The winner is chosen using a Borda like method. Each country gives points to 10 songs that they consider best. Those songs are given 12, 10, 8, 7, 6, 5, 4, 3, 2 and 1 points. In the final there have been 25 or 24 songs, so all the remaining songs will get 0 points. Then the points are summed up and the song/country with most points wins.
I compared the number of points that each country gave to each other country to the average number of points that that country got. After checking few previous years the patterns were quite obvious. The basic fix to the problem could be such that if country A gives on average k times as much points to country B than others do, then the points given by country A to country B in the next election will be divided by n.

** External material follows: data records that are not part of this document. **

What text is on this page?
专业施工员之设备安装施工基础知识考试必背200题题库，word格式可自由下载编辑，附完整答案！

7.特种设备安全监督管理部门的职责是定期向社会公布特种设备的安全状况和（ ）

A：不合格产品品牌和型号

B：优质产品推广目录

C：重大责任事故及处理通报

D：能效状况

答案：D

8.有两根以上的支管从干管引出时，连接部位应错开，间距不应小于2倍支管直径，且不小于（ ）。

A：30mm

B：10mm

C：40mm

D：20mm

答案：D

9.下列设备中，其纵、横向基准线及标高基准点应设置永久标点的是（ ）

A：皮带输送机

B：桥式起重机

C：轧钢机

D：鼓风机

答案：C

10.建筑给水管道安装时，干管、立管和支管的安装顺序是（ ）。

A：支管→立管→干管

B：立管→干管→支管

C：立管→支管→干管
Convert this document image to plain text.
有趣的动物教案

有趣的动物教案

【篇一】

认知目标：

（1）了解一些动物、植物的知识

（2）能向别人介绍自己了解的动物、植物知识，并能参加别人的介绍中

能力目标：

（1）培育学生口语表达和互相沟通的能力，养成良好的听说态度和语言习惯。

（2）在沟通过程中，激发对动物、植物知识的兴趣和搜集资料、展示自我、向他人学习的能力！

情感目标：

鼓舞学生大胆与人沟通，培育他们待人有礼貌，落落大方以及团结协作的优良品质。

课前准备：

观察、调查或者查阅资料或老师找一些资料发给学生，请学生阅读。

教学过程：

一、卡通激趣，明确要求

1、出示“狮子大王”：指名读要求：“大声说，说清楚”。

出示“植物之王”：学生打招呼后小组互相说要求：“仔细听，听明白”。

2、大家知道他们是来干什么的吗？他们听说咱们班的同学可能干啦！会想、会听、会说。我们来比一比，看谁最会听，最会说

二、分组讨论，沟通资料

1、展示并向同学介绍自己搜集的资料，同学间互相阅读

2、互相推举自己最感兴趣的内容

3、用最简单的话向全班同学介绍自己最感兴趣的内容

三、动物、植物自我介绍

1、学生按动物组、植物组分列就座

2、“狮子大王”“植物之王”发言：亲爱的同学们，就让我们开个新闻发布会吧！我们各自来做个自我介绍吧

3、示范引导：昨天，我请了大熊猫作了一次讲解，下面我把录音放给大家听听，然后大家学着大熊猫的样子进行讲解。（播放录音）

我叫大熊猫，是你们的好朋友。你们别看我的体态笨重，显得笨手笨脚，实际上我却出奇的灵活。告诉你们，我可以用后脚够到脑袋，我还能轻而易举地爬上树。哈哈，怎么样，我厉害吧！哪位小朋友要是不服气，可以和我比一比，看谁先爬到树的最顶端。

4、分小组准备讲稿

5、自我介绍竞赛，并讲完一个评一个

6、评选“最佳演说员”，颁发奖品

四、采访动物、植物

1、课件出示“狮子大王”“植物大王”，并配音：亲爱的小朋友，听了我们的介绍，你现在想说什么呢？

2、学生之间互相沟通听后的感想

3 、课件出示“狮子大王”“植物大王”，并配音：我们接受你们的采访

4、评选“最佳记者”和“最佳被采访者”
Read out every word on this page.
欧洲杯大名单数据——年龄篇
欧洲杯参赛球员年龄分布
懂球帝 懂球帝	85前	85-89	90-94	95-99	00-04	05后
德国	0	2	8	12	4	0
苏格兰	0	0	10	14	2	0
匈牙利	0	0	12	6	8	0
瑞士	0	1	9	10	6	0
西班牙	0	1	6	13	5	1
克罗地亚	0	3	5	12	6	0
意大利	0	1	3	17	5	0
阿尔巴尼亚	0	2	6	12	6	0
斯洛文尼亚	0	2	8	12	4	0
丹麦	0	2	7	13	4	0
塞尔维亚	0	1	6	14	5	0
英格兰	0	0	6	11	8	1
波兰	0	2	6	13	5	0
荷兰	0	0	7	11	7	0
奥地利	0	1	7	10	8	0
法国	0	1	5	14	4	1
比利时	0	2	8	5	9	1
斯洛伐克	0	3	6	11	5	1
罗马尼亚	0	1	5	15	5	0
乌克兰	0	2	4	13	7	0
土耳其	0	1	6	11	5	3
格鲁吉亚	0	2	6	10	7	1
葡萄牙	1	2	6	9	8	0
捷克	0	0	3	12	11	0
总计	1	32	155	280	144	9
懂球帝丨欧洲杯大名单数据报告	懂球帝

One could make this function also softer in the sense that one would not reduce the points that much, or one would put higher weight on the few last years only, or giving low points once would be considered a proof that the pattern is not systematic (and that would reduce the factor more that giving high points increases it). But I guess the basic idea is clear. Systematic positive bias leads (in the next election) to reduction in the points that A gives to B. (Negative bias may not be that relevant.)
This Eurovision Song Contest vote is a Borda like election, but this approach would work as well and better also for Range like elections. One could rig it for ranked elections too (e.g. in a pairwise comparison table based Condorcet method one vote could add only 1/k votes in the some comparison table entry).
Would this approach maybe be useful and practical somewhere? What other approaches there are to eliminate this kind of systematical bias?
Juho
P.S. The highest factors that had lasted systematically for several years were somewhat above 10. I.e. some countries gave systematically 10 times as many points to some other countries than others did. (Since countries participating in the competition and countries that make it to the final are not always the same, the results can not be computed for all country pairs for every year. Therefore I required some minimum number of entries (possibility of A giving points to B) (e.g. 3 or 4) to count the factor for some pair of countries.)